When someone is adept at masking their emotions, she says: ‘that might enable them more readily to be able to carry on with their day, get their work done, and then come back to something that was bothering them later.’

And while that sounds like a good thing – and can be if someone is really willing to go back to those emotions when the time is right – Sally worries that it could become dangerous.

She tells ‘If it becomes a pattern of behaviour that whenever you’re faced with something uncomfortable, you swallow it down, then it’s unhealthy.’

Sally adds that, often, instead of addressing those feelings, people then turn to things like drugs, alcohol, food and other unhealthy coping mechanisms. 

Compartmentalising can also be likened to cognitive dissonance, in that it lets people separate certain behaviours from their own identity – like somebody having an affair, despite believing that they love their partner and family. 

As a result, compartmentalising can be a way of repressing very real emotions that, if not dealt with, can come back to bite you.
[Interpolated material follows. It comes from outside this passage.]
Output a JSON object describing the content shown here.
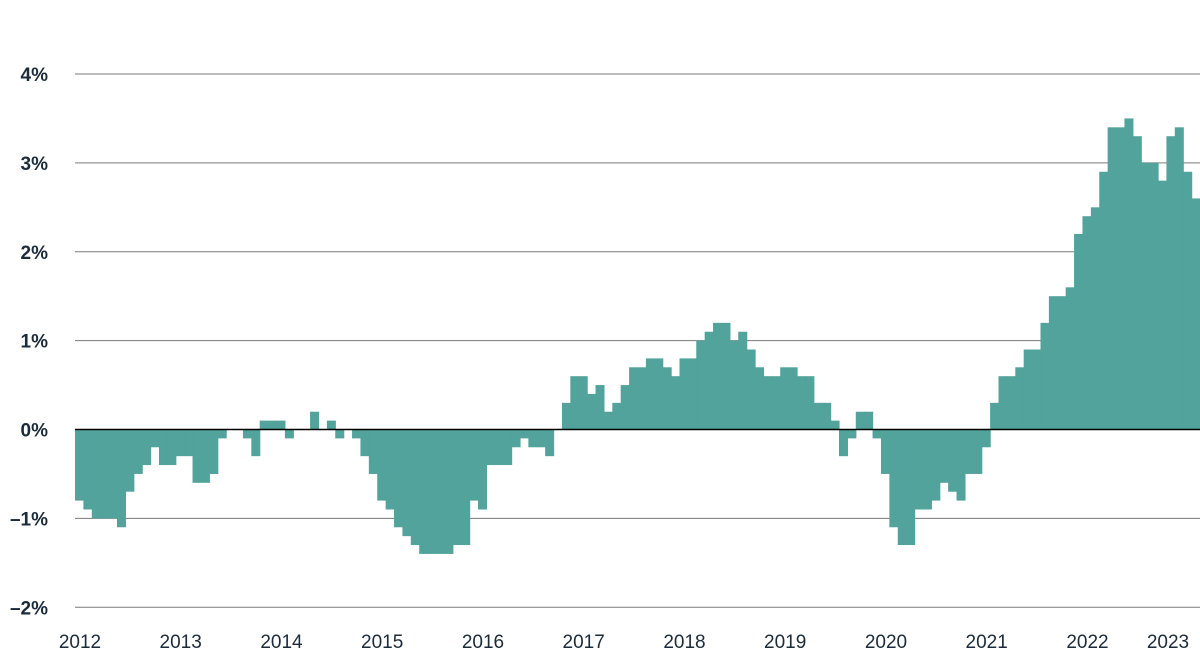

As Sally says: ‘You can’t just compentalise your negative emotions and expect yourself to be mentally well.’

So, what do you do if you’re dealing with some extremely inconvenient emotions?

Start off by being kind to yourself, and find the time and space to really feel your feelings. 

‘You have to recognise that you are in a vulnerable place,’ says Sally, ‘and just get through your day until you’re able to sit with those negative emotions.’

She says that it’s only by expressing and honouring all of our emotions, that we can be mentally balanced and comfortable.

‘It’s only through addressing the underbelly that we learn resilience,’ she says, adding that it can make us stronger to understand that we’ve been through something difficult and made it out the other side.

‘It’s about experiencing those negative emotions, acknowledging them and being able to move on,’ she continues.

‘It’s those three steps that stay with us the next time something terrible happens.’

So, next time you feel yourself trying to swallow down negative emotions, give yourself time to sit with them, instead.

Journal about them, talk to a friend, or simply let yourself feel them in a moment of mindfulness knowing that, eventually, you’ll be okay again.